For six months, both sides fought and died trying to take or hold Henderson Field, with the Americans squeaking out a narrow victory. A pattern developed where the United States would feed more forces into Guadalcanal by day, while the Japanese struggled to get their own troops in by night via the famous “Tokyo Express.” It fell to the Marine and Navy SBDs and other bombers on Guadalcanal to derail this effort, something they did with skill and courage. More than once, SBDs and other aircraft from damaged carriers would divert to Henderson Field, their crews flying and fighting until their aircraft broke or they were killed. Along the way, they participated in sinking Japanese warships and transports, including two battleships, numerous cruisers and destroyers, and dozens of merchant vessels. Sometimes this meant flying a number of missions in a single day, shuttling out to the waters of what became known as “the Slot” and “Ironbottom Sound.” It was a costly effort for the Marine and Navy crews, and often they disappeared without a trace into the waters and jungles of the Solomon Islands. But the Japanese lost Guadalcanal, and with it any hope they had of maintaining the initiative in the Pacific War.

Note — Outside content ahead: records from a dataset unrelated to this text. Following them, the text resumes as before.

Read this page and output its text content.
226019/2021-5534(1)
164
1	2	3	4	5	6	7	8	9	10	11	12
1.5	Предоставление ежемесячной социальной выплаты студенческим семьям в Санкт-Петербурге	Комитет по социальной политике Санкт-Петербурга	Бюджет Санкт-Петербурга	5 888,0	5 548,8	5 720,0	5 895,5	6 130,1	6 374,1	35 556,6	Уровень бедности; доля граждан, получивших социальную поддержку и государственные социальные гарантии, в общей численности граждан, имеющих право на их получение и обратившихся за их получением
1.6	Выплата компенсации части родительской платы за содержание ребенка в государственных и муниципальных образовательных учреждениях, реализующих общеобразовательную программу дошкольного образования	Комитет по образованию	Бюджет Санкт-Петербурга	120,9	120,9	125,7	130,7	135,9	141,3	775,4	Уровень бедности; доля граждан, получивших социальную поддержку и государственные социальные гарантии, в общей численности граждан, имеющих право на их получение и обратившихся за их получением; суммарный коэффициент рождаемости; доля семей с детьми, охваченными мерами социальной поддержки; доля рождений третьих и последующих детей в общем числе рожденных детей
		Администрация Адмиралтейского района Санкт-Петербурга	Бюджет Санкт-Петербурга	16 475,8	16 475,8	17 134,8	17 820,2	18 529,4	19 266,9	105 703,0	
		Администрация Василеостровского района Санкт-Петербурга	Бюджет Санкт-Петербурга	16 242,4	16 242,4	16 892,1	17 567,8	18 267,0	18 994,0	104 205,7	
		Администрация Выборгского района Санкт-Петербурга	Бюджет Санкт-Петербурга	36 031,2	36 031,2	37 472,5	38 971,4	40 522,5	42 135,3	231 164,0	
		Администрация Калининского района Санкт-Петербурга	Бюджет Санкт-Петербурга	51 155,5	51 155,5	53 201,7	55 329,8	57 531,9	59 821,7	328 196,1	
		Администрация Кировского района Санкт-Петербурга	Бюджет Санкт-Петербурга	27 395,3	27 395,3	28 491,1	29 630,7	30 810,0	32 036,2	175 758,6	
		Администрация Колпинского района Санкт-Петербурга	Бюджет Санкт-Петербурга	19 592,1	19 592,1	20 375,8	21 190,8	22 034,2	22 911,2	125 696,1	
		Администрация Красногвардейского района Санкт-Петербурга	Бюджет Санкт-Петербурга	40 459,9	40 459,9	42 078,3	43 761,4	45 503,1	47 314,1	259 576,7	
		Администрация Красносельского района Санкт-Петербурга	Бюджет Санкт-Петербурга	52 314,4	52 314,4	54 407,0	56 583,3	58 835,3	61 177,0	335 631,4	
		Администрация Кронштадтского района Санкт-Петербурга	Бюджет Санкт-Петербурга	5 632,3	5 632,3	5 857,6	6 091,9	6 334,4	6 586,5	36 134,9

Dauntless Declines In Role

The SBD would fight throughout the rest of the war, though never with the responsibilities it had shouldered in early 1942. The new Essex-class (CV-9) and Independence-class (CVL-22) carriers that began to arrive in 1943 had air groups filled with wondrous new planes such as the Grumman F-6F Hellcat and TBF Avenger. There even was a replacement for the Dauntless, the Curtiss SB2C Helldiver, which was known as “the beast” by crews for poor handling qualities. However, the SBDs continued to soldier on despite their age and relatively short range and small payload. The Marines continued to love their Dauntlesses, using them to develop the first close air support tactics later in the war. The Army even used the SBD for a time, calling it the A-24 Banshee. Still, despite the introduction of the SBD-5 and -6 models in 1943 and 1944, the day of the Dauntless was over by the time of the surrender at Tokyo Bay.

Most of the surviving SBDs wound up being melted down for scrap at war’s end, though a handful survive today in museums and vintage air shows. Compared to the sleek P-51 Mustangs and mighty B-17s, they garner little notice from the crowds. For a few people, though, who know the story of the little Dauntless and its crews, what they did and how they did it, there is the undying respect and admiration for the little dive-bomber that could. There is perhaps no greater legacy for Ed Heinemann and the crews that flew the plane known as “Slow But Deadly.”